Despite the attention that Kakheti has been receiving this year, people working in the tourist trade in the region note that tourism in 2012 has, as of mid-April, been slow. The high season (beginning with warm weather in May and peaking in the fall with the wine harvest) has not started yet, but Davit Luashvili, an English-speaking taxi driver in Telavi, points out that compared to last year, 2012 has seen a decrease in the number of visitors, though he remains hopeful that the high season will bring more guests. Shalva Mindorashvili, the owner of the Pancho Villa Mexican restaurant in Sighnaghi, concurs that 2012 has gotten off to a slow start, but does not expect many visitors until the warm weather arrives in May. He believes that the lack of visitors can be explained in part by the weakness of the economy.
Ultimately the improvements in infrastructure being made throughout the region as part of the Kakheti 2012 campaign, including the renovation of buildings in downtown Telavi, will make the region a more inviting place to spend time. In the meantime, though, the effects of improvement may dissuade some guests from visiting the sites or fully appreciating their beauty. As of early spring 2012, downtown Telavi more closely resembles a construction site than a charming tourist destination, and the road from the Kakheti Highway to the cave monasteries at Davit Gareji is in need of repair so that visitors can access the site more comfortably. Few tourist destinations in Kakheti (or in Georgia in general) have clean restroom facilities that will appeal to foreign visitors, and some more remote sites even lack small maghazia where tourists could purchase a snack or a bottle of water. These are the types of problems that the current initiative hopes to overcome, but it appears that the situation may briefly worsen before it improves.
One of the challenges that must be overcome in order to improve the tourism industry in Kakheti is the fact that tourists typically only stay for a short amount of time. Davit Luashvili says most foreigners will only spend a day or two in the region, even though they might be traveling in Georgia for as long as a month. Shalva Mindorashvili concurs, pointing out that a typical visitor can see all the sights in Sighnaghi in just a day and does not feel the need to linger overnight. Increased hotel space, an aim of the new program, will help to alleviate this barrier and make it easier for visitors to stay overnight if they wish.
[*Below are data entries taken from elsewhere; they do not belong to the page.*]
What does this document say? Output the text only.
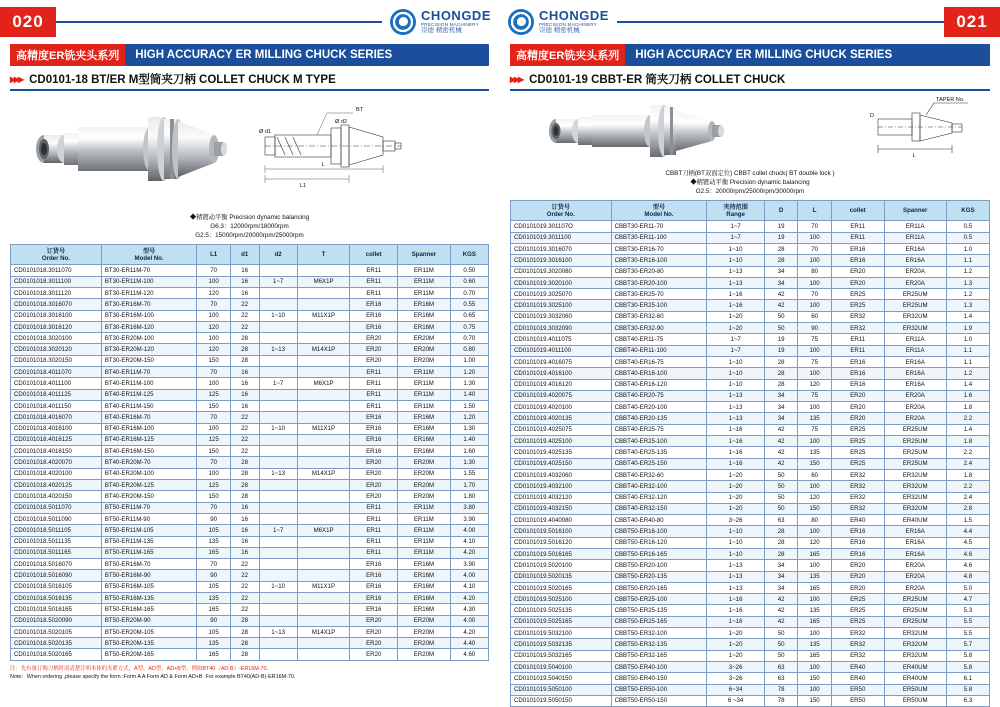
020	CHONGDE
PRECISION MACHINERY
崇德 精密机械
高精度ER铣夹头系列	HIGH ACCURACY ER MILLING CHUCK SERIES
▸▸▸ CD0101-18 BT/ER M型筒夹刀柄 COLLET CHUCK M TYPE
L1
L
BT
Ø d1
Ø d2
◆精镀动平衡 Precision dynamic balancing
G6.3：12000rpm/18000rpm
G2.5：15000rpm/20000rpm/25000rpm
订货号
Order No.	型号
Model No.	L1	d1	d2	T	collet	Spanner	KGS
CD0101018.3011070	BT30-ER11M-70	70	16			ER11	ER11M	0.50
CD0101018.3011100	BT30-ER11M-100	100	16	1~7	M6X1P	ER11	ER11M	0.60
CD0101018.3011120	BT30-ER11M-120	120	16			ER11	ER11M	0.70
CD0101018.3016070	BT30-ER16M-70	70	22			ER16	ER16M	0.55
CD0101018.3016100	BT30-ER16M-100	100	22	1~10	M11X1P	ER16	ER16M	0.65
CD0101018.3016120	BT30-ER16M-120	120	22			ER16	ER16M	0.75
CD0101018.3020100	BT30-ER20M-100	100	28			ER20	ER20M	0.70
CD0101018.3020120	BT30-ER20M-120	120	28	1~13	M14X1P	ER20	ER20M	0.80
CD0101018.3020150	BT30-ER20M-150	150	28			ER20	ER20M	1.00
CD0101018.4011070	BT40-ER11M-70	70	16			ER11	ER11M	1.20
CD0101018.4011100	BT40-ER11M-100	100	16	1~7	M6X1P	ER11	ER11M	1.30
CD0101018.4011125	BT40-ER11M-125	125	16			ER11	ER11M	1.40
CD0101018.4011150	BT40-ER11M-150	150	16			ER11	ER11M	1.50
CD0101018.4016070	BT40-ER16M-70	70	22			ER16	ER16M	1.20
CD0101018.4016100	BT40-ER16M-100	100	22	1~10	M11X1P	ER16	ER16M	1.30
CD0101018.4016125	BT40-ER16M-125	125	22			ER16	ER16M	1.40
CD0101018.4016150	BT40-ER16M-150	150	22			ER16	ER16M	1.60
CD0101018.4020070	BT40-ER20M-70	70	28			ER20	ER20M	1.30
CD0101018.4020100	BT40-ER20M-100	100	28	1~13	M14X1P	ER20	ER20M	1.55
CD0101018.4020125	BT40-ER20M-125	125	28			ER20	ER20M	1.70
CD0101018.4020150	BT40-ER20M-150	150	28			ER20	ER20M	1.80
CD0101018.5011070	BT50-ER11M-70	70	16			ER11	ER11M	3.80
CD0101018.5011090	BT50-ER11M-90	90	16			ER11	ER11M	3.90
CD0101018.5011105	BT50-ER11M-105	105	16	1~7	M6X1P	ER11	ER11M	4.00
CD0101018.5011135	BT50-ER11M-135	135	16			ER11	ER11M	4.10
CD0101018.5011165	BT50-ER11M-165	165	16			ER11	ER11M	4.20
CD0101018.5016070	BT50-ER16M-70	70	22			ER16	ER16M	3.90
CD0101018.5016090	BT50-ER16M-90	90	22			ER16	ER16M	4.00
CD0101018.5016105	BT50-ER16M-105	105	22	1~10	M11X1P	ER16	ER16M	4.10
CD0101018.5016135	BT50-ER16M-135	135	22			ER16	ER16M	4.20
CD0101018.5016165	BT50-ER16M-165	165	22			ER16	ER16M	4.30
CD0101018.5020090	BT50-ER20M-90	90	28			ER20	ER20M	4.00
CD0101018.5020105	BT50-ER20M-105	105	28	1~13	M14X1P	ER20	ER20M	4.20
CD0101018.5020135	BT50-ER20M-135	135	28			ER20	ER20M	4.40
CD0101018.5020165	BT50-ER20M-165	165	28			ER20	ER20M	4.60
注：先有备订购刀柄时请清楚注明本体的夹紧方式，A型、AD型、AD+B型。例如BT40（AD-B）-ER16M-70。
Note：When ordering ,please specify the form :Form A A Form AD & Form AD+B .For example BT40(AD-B)-ER16M-70.
CHONGDE
PRECISION MACHINERY
崇德 精密机械	021
高精度ER铣夹头系列	HIGH ACCURACY ER MILLING CHUCK SERIES
▸▸▸ CD0101-19 CBBT-ER 筒夹刀柄 COLLET CHUCK
L
TAPER No.
D
CBBT刀柄(BT双面定位) CBBT collet chuck( BT double lock )
◆精镀动平衡 Precision dynamic balancing
G2.5：20000rpm/25000rpm/30000rpm
订货号
Order No.	型号
Model No.	夹持范围
Range	D	L	collet	Spanner	KGS
CD0101019.301107O	CBBT30-ER11-70	1~7	19	70	ER11	ER11A	0.5
CD0101019.3011100	CBBT30-ER11-100	1~7	19	100	ER11	ER11A	0.5
CD0101019.3016070	CBBT30-ER16-70	1~10	28	70	ER16	ER16A	1.0
CD0101019.3016100	CBBT30-ER16-100	1~10	28	100	ER16	ER16A	1.1
CD0101019.3020080	CBBT30-ER20-80	1~13	34	80	ER20	ER20A	1.2
CD0101019.3020100	CBBT30-ER20-100	1~13	34	100	ER20	ER20A	1.3
CD0101019.3025070	CBBT30-ER25-70	1~16	42	70	ER25	ER25UM	1.2
CD0101019.3025100	CBBT30-ER25-100	1~16	42	100	ER25	ER25UM	1.3
CD0101019.3032060	CBBT30-ER32-60	1~20	50	60	ER32	ER32UM	1.4
CD0101019.3032090	CBBT30-ER32-90	1~20	50	90	ER32	ER32UM	1.9
CD0101019.4011075	CBBT40-ER11-75	1~7	19	75	ER11	ER11A	1.0
CD0101019.4011100	CBBT40-ER11-100	1~7	19	100	ER11	ER11A	1.1
CD0101019.4016075	CBBT40-ER16-75	1~10	28	75	ER16	ER16A	1.1
CD0101019.4016100	CBBT40-ER16-100	1~10	28	100	ER16	ER16A	1.2
CD0101019.4016120	CBBT40-ER16-120	1~10	28	120	ER16	ER16A	1.4
CD0101019.4020075	CBBT40-ER20-75	1~13	34	75	ER20	ER20A	1.6
CD0101019.4020100	CBBT40-ER20-100	1~13	34	100	ER20	ER20A	1.8
CD0101019.4020135	CBBT40-ER20-135	1~13	34	135	ER20	ER20A	2.2
CD0101019.4025075	CBBT40-ER25-75	1~16	42	75	ER25	ER25UM	1.4
CD0101019.4025100	CBBT40-ER25-100	1~16	42	100	ER25	ER25UM	1.8
CD0101019.4025135	CBBT40-ER25-135	1~16	42	135	ER25	ER25UM	2.2
CD0101019.4025150	CBBT40-ER25-150	1~16	42	150	ER25	ER25UM	2.4
CD0101019.4032060	CBBT40-ER32-60	1~20	50	60	ER32	ER32UM	1.8
CD0101019.4032100	CBBT40-ER32-100	1~20	50	100	ER32	ER32UM	2.2
CD0101019.4032120	CBBT40-ER32-120	1~20	50	120	ER32	ER32UM	2.4
CD0101019.4032150	CBBT40-ER32-150	1~20	50	150	ER32	ER32UM	2.8
CD0101019.4040080	CBBT40-ER40-80	3~26	63	80	ER40	ER40UM	1.5
CD0101019.5016100	CBBT50-ER16-100	1~10	28	100	ER16	ER16A	4.4
CD0101019.5016120	CBBT50-ER16-120	1~10	28	120	ER16	ER16A	4.5
CD0101019.5016165	CBBT50-ER16-165	1~10	28	165	ER16	ER16A	4.6
CD0101019.5020100	CBBT50-ER20-100	1~13	34	100	ER20	ER20A	4.6
CD0101019.5020135	CBBT50-ER20-135	1~13	34	135	ER20	ER20A	4.8
CD0101019.5020165	CBBT50-ER20-165	1~13	34	165	ER20	ER20A	5.0
CD0101019.5025100	CBBT50-ER25-100	1~16	42	100	ER25	ER25UM	4.7
CD0101019.5025135	CBBT50-ER25-135	1~16	42	135	ER25	ER25UM	5.3
CD0101019.5025165	CBBT50-ER25-165	1~16	42	165	ER25	ER25UM	5.5
CD0101019.5032100	CBBT50-ER32-100	1~20	50	100	ER32	ER32UM	5.5
CD0101019.5032135	CBBT50-ER32-135	1~20	50	135	ER32	ER32UM	5.7
CD0101019.5032165	CBBT50-ER32-165	1~20	50	165	ER32	ER32UM	5.8
CD0101019.5040100	CBBT50-ER40-100	3~26	63	100	ER40	ER40UM	5.8
CD0101019.5040150	CBBT50-ER40-150	3~26	63	150	ER40	ER40UM	6.1
CD0101019.5050100	CBBT50-ER50-100	6~34	78	100	ER50	ER50UM	5.8
CD0101019.5050150	CBBT50-ER50-150	6 ~34	78	150	ER50	ER50UM	6.3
Mindorashvili points out, however, that it is not just infrastructural development that is necessary to bring more tourists to Kakheti, but a greater diversity of attractions to keep tourists busy and encourage them to stay for longer. He says “We need to attract more people. Different ideas, different people who will dare to do new things. We need to make people stay longer than a day. When somebody comes and spends money they don’t want to stay longer than a day … We need something else not in the restaurant or hotel business—something to entertain the guests.” He is full of ideas for potential projects in his hometown of Sighnaghi, such as bicycle tours, hang-gliding, and historical reenactment.
People working in the tourism industry in Kakheti are cautiously optimistic about the impact of the new development program. They continue to hope that more visitors will come to the region, and that the new government program will contribute to that growth by making the area’s attractions more visible and easily accessible. Mindorashvili says, “As a project, we like it. We’ll see how it will work. It’s nice as an idea…It’s up to the tour companies and the government itself, but we’ll cooperate. We need to cooperate with the government and tourist companies.”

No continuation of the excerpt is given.